Cuando llegaba junio, las hierbas dominaban y empezaban a volverse pardas, y las montañas también, pero su color no era exactamente pardo, sino una mezcolanza de oro, azafrán y rojo, un color que no se puede describir. Y desde esta época hasta las siguientes llu­vias, la tierra se resecaba y los arroyos dejaban de fluir. En la tierra llana se formaban grietas, y el río Salinas desaparecía bajo sus arenas. El viento soplaba por el valle, levantando polvo mezclado con briznas de paja, y se volvía más fuerte e impetuoso a medida que bajaba ha­cia el sur, para cesar totalmente a la caída de la noche. Era un viento áspero y nervioso, y las partículas de polvo que arrastraba se introdu­cían en la piel y quemaban los ojos. Los campesinos llevaban gafas protectoras y se cubrían la nariz con un pañuelo para evitar que les penetrara el polvo.

 

La tierra del valle era profunda y rica, pero las laderas de los mon­tes se hallaban sólo recubiertas por una delgada capa de tierra vegetal, no más profunda que las raíces de la hierba; y cuanto más se ascendía por las laderas, más delgada se hacía esa capa, a través de la cual aso­maba ya la roca desnuda, hasta que al llegar al límite de las matas y matorrales, no era ya más que una especie de grava rocosa que refle­jaba cegadoramente la ardiente luz del sol.

 

He mencionado los años de abundancia, cuando llovía copiosamente.
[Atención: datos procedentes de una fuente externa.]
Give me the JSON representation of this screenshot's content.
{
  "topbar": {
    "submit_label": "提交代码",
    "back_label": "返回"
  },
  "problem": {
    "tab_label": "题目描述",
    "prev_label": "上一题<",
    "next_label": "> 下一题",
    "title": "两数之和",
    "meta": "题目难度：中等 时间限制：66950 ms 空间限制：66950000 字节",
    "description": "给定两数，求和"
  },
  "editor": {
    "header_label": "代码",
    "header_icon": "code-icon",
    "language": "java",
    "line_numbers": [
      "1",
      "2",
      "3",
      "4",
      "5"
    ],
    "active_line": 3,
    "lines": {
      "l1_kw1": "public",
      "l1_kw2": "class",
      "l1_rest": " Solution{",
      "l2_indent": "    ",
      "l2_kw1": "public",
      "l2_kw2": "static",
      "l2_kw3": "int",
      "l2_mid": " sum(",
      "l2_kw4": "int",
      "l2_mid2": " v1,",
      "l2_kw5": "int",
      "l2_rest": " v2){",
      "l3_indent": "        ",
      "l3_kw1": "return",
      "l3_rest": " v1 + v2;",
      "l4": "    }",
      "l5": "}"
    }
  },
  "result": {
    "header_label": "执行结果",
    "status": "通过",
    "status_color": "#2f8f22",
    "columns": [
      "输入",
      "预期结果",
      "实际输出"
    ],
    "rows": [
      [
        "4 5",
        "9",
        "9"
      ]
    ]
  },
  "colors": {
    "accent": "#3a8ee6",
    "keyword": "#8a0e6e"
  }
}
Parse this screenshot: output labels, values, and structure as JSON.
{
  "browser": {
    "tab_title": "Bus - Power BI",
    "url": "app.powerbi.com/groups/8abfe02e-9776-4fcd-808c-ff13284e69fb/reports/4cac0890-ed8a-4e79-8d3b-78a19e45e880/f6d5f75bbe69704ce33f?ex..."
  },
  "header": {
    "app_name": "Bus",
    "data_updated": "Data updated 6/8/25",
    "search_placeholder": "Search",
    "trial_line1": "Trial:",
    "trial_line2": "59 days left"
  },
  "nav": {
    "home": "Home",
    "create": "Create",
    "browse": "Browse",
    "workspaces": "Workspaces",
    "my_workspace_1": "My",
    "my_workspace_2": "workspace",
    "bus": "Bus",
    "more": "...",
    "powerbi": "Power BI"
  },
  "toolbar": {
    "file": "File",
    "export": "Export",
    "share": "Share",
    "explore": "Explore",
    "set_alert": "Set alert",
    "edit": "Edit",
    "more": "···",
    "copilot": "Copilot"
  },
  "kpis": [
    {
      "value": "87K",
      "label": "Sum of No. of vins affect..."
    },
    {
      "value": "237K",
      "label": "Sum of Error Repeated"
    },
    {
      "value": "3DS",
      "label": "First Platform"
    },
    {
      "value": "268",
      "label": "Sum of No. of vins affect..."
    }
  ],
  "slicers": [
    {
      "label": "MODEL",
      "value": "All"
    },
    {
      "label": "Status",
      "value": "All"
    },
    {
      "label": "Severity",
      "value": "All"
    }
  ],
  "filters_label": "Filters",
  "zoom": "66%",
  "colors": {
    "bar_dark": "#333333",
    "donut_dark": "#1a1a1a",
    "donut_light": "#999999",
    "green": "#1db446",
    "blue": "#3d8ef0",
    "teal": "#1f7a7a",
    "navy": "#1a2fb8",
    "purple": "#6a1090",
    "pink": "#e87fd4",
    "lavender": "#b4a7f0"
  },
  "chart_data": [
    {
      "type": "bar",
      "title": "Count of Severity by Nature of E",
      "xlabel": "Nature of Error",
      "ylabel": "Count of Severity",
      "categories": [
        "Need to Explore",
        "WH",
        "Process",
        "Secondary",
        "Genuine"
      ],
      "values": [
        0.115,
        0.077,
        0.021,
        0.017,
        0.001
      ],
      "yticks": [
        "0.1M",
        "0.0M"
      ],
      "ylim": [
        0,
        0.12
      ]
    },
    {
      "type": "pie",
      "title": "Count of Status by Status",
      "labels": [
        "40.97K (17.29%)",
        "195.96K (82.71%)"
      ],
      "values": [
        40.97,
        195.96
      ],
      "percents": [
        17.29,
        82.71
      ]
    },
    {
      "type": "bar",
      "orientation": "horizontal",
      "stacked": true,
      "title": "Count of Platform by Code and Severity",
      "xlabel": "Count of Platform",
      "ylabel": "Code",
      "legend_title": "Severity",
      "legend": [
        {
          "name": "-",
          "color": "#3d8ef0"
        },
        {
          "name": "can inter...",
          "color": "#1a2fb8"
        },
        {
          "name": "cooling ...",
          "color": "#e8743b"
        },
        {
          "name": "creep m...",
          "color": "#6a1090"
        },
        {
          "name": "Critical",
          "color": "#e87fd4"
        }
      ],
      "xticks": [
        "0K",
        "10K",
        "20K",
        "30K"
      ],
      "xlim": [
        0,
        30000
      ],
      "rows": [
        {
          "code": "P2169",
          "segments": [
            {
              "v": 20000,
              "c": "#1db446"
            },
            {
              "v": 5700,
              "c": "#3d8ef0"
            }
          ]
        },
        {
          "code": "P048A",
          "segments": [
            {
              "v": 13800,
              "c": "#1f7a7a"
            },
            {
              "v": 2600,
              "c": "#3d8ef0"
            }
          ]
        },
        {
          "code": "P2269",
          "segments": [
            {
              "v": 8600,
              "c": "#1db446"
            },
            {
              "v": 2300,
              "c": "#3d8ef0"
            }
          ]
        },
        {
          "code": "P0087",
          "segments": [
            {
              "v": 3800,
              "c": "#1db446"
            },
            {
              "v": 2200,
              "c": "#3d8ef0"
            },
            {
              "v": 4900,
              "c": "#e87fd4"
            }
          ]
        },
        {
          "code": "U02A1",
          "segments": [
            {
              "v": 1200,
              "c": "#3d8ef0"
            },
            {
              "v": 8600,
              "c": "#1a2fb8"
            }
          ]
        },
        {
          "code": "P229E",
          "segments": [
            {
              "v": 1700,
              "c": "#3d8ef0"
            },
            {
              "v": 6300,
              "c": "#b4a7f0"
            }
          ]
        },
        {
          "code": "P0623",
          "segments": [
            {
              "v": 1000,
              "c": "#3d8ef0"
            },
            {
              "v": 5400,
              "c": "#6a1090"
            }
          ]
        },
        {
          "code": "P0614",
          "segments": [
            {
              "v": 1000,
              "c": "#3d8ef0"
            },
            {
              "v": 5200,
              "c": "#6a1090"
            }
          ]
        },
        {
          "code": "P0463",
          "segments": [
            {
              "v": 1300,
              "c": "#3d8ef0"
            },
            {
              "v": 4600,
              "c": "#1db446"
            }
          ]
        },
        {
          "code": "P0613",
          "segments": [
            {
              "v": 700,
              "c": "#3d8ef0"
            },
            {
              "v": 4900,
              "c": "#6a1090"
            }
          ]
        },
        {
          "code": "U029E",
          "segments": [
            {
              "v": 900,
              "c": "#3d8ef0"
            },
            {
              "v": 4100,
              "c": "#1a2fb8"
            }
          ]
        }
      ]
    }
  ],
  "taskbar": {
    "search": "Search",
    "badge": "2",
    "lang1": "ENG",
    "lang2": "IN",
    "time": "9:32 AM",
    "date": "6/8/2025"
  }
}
Pero había también años de sequía, que sembraban el terror en el valle. El agua estaba sujeta a un ciclo de treinta años. Había cinco o seis años lluviosos y maravillosos, en los que la tierra reventaba de hierba. Luego venían seis o siete años regulares, en los que la lluvia no era muy abundante. Y por último, venían los años secos, en los que la lluvia brillaba por su ausencia: la tierra se secaba y las hierbas se aso­maban tímidamente hasta una mísera altura, y en el valle aparecían grandes espacios pelados; los robles adquirían una corteza áspera y la artemisa se volvía gris; la tierra se resquebrajaba, las fuentes se secaban y el ganado mordisqueaba apáticamente las ramitas secas.

Entonces, los granjeros y rancheros maldecían el valle Salinas. Las vacas enfla­quecían y llegaban incluso a morirse de hambre. La gente tenía que llevar el agua en barricas hasta las granjas para poder beber el precioso líquido. Algunas familias lo vendían todo por una cantidad irrisoria, y emigraban. Y durante estos años de sequía, la gente siempre se olvi­daba de los años de abundancia, mientras que durante los años llu­viosos se borraba por completo de su memoria el recuerdo de los años secos. Siempre sucedía lo mismo.